In my writing, I typically focus on dividend-paying ETFs that have strong yields, returns, and buy ratings. Occasionally, I also discuss weaker ETFs to caution investors about their shortcomings and suggest suitable alternatives. In this article, I will provide a brief overview of three such ETFs.
HYG – Expensive High-Yield Bond ETF
The iShares iBoxx $ High Yield Corporate Bond ETF (HYG) is the largest high-yield bond ETF in the market, with $16.5B in assets. HYG is also one of the most expensive high-yield bond ETFs, with a 0.49% expense ratio, which is double the industry average.

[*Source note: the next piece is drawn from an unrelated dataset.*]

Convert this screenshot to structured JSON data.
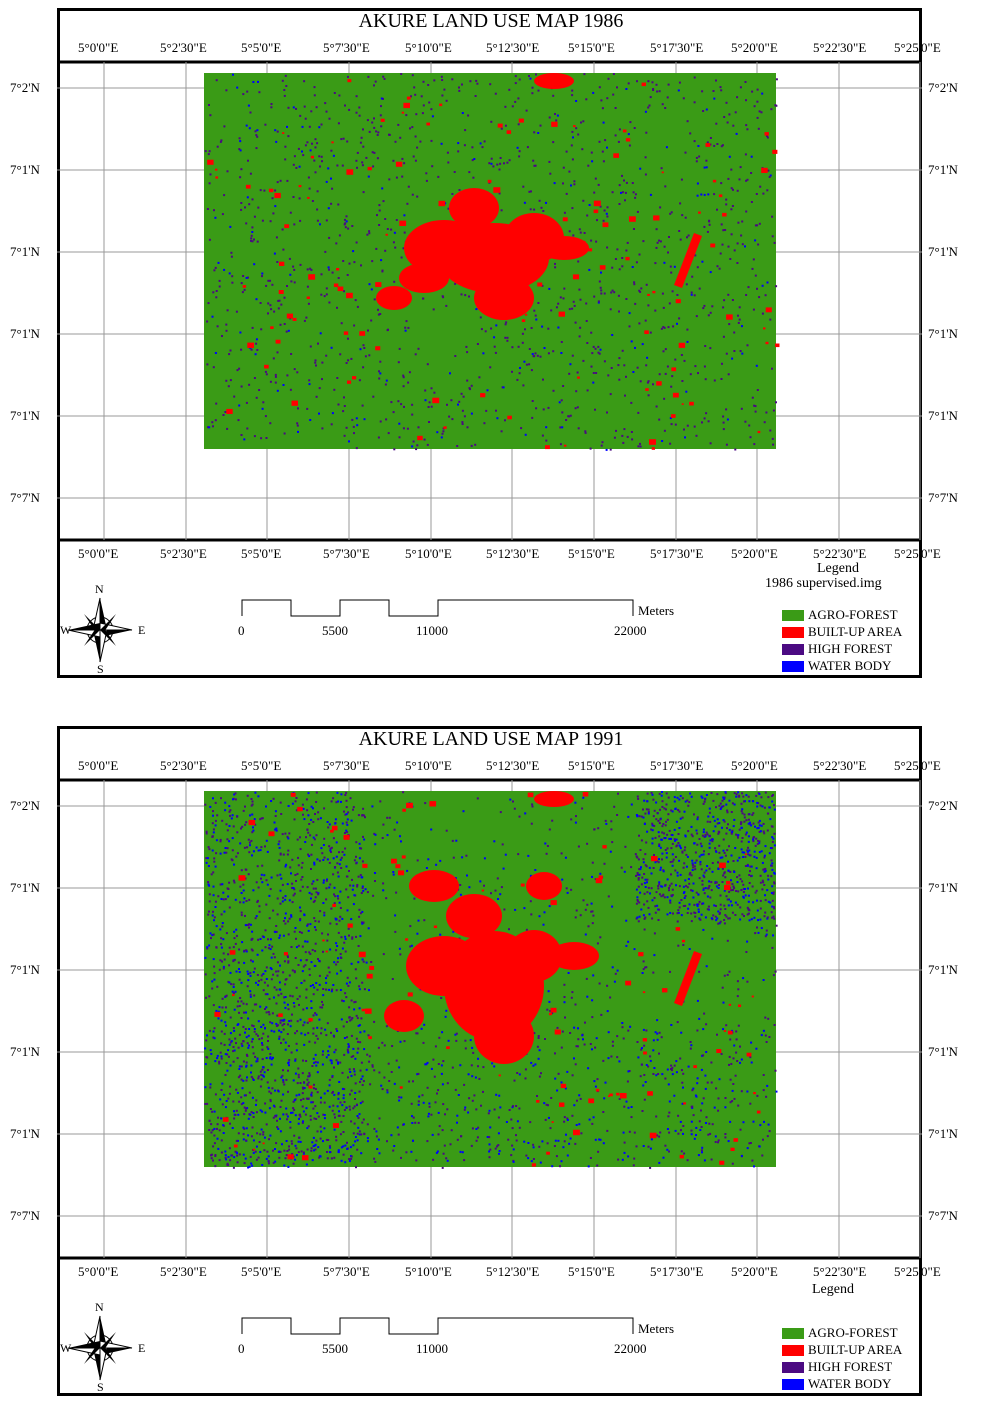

This high expense ratio negatively impacts HYG’s dividend yield and returns, making it less attractive compared to other ETFs with lower expenses and stronger performance.
BIL – Simple T-Bills ETF
The SPDR Bloomberg 1-3 Month T-Bill ETF (BIL) is a straightforward index ETF with minimal risk, volatility, and drawdowns. While BIL has an average 0.14% expense ratio, there is a better alternative in the form of the Alpha Architect 1-3 Month Box ETF (BOXX) which offers comparable returns through equity options and potential tax benefits.
MORT – Risky mREIT ETF
The VanEck Mortgage REIT Income ETF (MORT) invests in mREITs, which are financial institutions focused on leveraged mortgage investments. While MORT offers a high dividend yield of 11.9%, it also comes with significant risk due to the high leverage ratios of mREITs. Investors looking for strong yields have better alternatives such as the VanEck BDC Income ETF (BIZD) and the Panagram BBB-B Clo ETF (CLOZ), which offer higher returns with lower risk.
In conclusion, while HYG, BIL, and MORT are dividend-paying ETFs, there are stronger alternatives available for investors seeking better performance and lower risk.